I guess I’d like to finish, if you like, by giving the coroner’s ruling from 24 January 2020 when Harry’s inquest was concluded. And that will be enough for me, thank you.

Harry was hyper-stimulated by an excessive use of syntocinon over a period of approximately 10 hours. Once the CTG reading had become pathological by 2:00am, Harry should have been delivered within 30 minutes, and not the 92 minutes that was actually happening.

The delivery itself was a difficult one. It should have been carried out by the consultant, who should have attended considerably earlier than she did.

The locum on duty that night was relatively inexperienced. He was not properly assessed and should not have been put in the position of being in charge unsupervised.

There was a failure to secure an airway and achieve effective ventilation during the resuscitation attempts after birth, leading to a prolonged period of postnatal hypoxia.
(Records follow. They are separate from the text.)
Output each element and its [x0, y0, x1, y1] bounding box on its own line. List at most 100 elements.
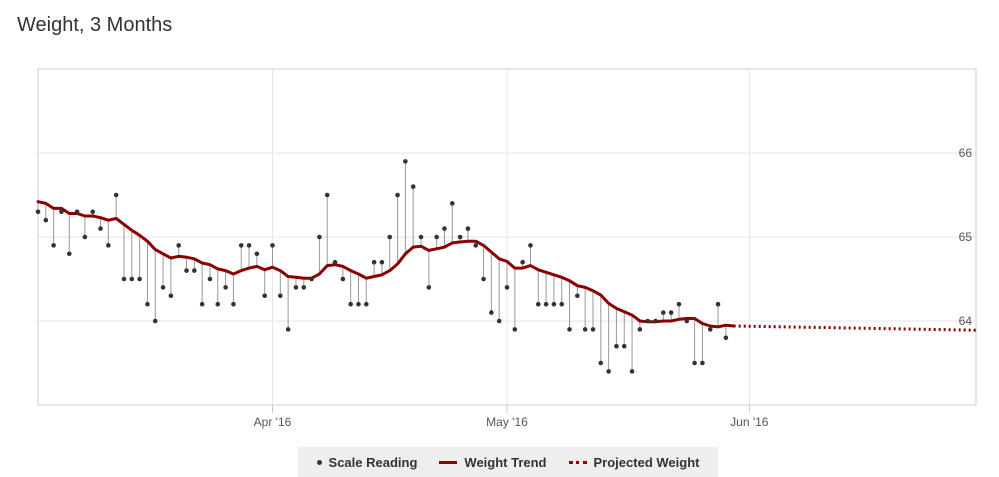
- y-tick-label: 64: [959, 314, 973, 328]
- scale-point: [582, 327, 588, 332]
- scale-point: [121, 276, 127, 282]
- legend-label-trend: Weight Trend: [464, 454, 547, 470]
- scale-point: [489, 310, 494, 315]
- legend-item-projected[interactable]: Projected Weight: [568, 455, 699, 470]
- scale-point: [309, 276, 314, 282]
- scale-point: [653, 318, 658, 324]
- scale-point: [90, 209, 96, 215]
- scale-point: [575, 293, 580, 299]
- scale-point: [43, 217, 49, 223]
- trend-line-icon: [439, 460, 458, 464]
- scale-point: [371, 259, 377, 265]
- legend-item-trend[interactable]: Weight Trend: [439, 454, 547, 470]
- scale-point: [176, 243, 181, 248]
- scale-point: [692, 360, 697, 366]
- x-tick-label: May '16: [486, 415, 528, 429]
- scale-point: [59, 209, 64, 215]
- scale-point: [481, 276, 486, 282]
- scale-point: [285, 327, 291, 332]
- scale-point: [661, 310, 666, 315]
- scale-point: [559, 301, 565, 307]
- scale-point: [348, 301, 353, 307]
- scale-point: [629, 369, 635, 374]
- x-axis-ticks: Apr '16 May '16 Jun '16: [254, 405, 769, 429]
- scale-point: [364, 301, 369, 307]
- scale-point: [645, 318, 650, 324]
- scale-point: [395, 192, 400, 198]
- scale-point: [504, 285, 510, 290]
- scale-point: [184, 268, 189, 273]
- scale-point: [418, 234, 424, 240]
- x-tick-label: Jun '16: [730, 415, 769, 429]
- scale-point: [676, 301, 682, 307]
- scale-point: [668, 310, 674, 315]
- scale-point: [551, 301, 557, 307]
- scale-point: [238, 243, 244, 248]
- scale-point: [192, 268, 197, 273]
- scale-point: [340, 276, 346, 282]
- scale-point: [606, 369, 611, 374]
- scale-point: [379, 259, 385, 265]
- scale-point: [434, 234, 439, 240]
- scale-point: [621, 343, 627, 349]
- scale-point: [301, 285, 307, 290]
- scale-point: [723, 335, 729, 341]
- scale-points: [35, 159, 729, 374]
- scale-point: [262, 293, 267, 299]
- projected-line: [733, 324, 977, 332]
- scale-point: [231, 301, 236, 307]
- scale-point: [332, 259, 338, 265]
- x-tick-label: Apr '16: [254, 415, 292, 429]
- scale-point: [246, 243, 252, 248]
- scale-point: [473, 243, 479, 248]
- scale-point: [410, 184, 416, 189]
- projected-line-icon: [568, 460, 587, 464]
- grid-lines: [38, 69, 976, 405]
- scale-point: [520, 259, 525, 265]
- scale-point: [98, 226, 103, 231]
- scale-point: [457, 234, 463, 240]
- projection-series: [733, 324, 977, 332]
- scale-point: [152, 318, 158, 324]
- scale-point: [465, 226, 471, 231]
- scale-point: [324, 192, 330, 198]
- scale-point: [223, 285, 228, 290]
- scale-stems: [37, 161, 727, 372]
- scale-point: [637, 327, 643, 332]
- trend-series: [36, 200, 736, 329]
- scale-point: [293, 285, 299, 290]
- scale-point: [426, 285, 432, 290]
- trend-line: [36, 200, 736, 329]
- legend-label-scale: Scale Reading: [328, 454, 418, 470]
- scale-point: [270, 243, 275, 248]
- chart-legend: Scale Reading Weight Trend Projected Wei…: [298, 447, 718, 477]
- scale-point: [215, 301, 221, 307]
- scale-point: [145, 301, 150, 307]
- scale-point: [684, 318, 690, 324]
- scale-point: [51, 243, 56, 248]
- scale-point: [254, 251, 260, 257]
- y-axis-ticks: 64 65 66: [959, 146, 973, 328]
- scale-point: [715, 301, 721, 307]
- scale-point: [614, 343, 619, 349]
- scale-point: [543, 301, 549, 307]
- scale-point: [387, 234, 393, 240]
- scale-point: [278, 293, 283, 299]
- scale-point: [567, 327, 572, 332]
- scale-point: [535, 301, 541, 307]
- scale-point: [137, 276, 142, 282]
- scale-point: [82, 234, 88, 240]
- scale-point: [356, 301, 361, 307]
- legend-item-scale[interactable]: Scale Reading: [316, 454, 418, 470]
- scale-point: [317, 234, 322, 240]
- y-tick-label: 66: [959, 146, 973, 160]
- y-tick-label: 65: [959, 230, 973, 244]
- chart-title: Weight, 3 Months: [17, 14, 173, 36]
- scale-point: [590, 327, 596, 332]
- scale-dot-icon: [316, 459, 322, 465]
- scale-point: [129, 276, 135, 282]
- scale-point: [113, 192, 119, 198]
- scale-point: [528, 243, 533, 248]
- scale-point: [496, 318, 502, 324]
The resuscitation afforded to Harry Richford failed to be of an appropriate standard.

There was a failure in not requesting the consultant support early enough during the resuscitation attempts. There was a failure to keep proper account of the time elapsing during the resuscitation attempts with the effect that control was lost.

Harry Richford’s death was contributed to by neglect.

Rob Behrens: Derek, thank you very much indeed on behalf of all our listeners. This is Rob Behrens signing off from Radio Ombudsman.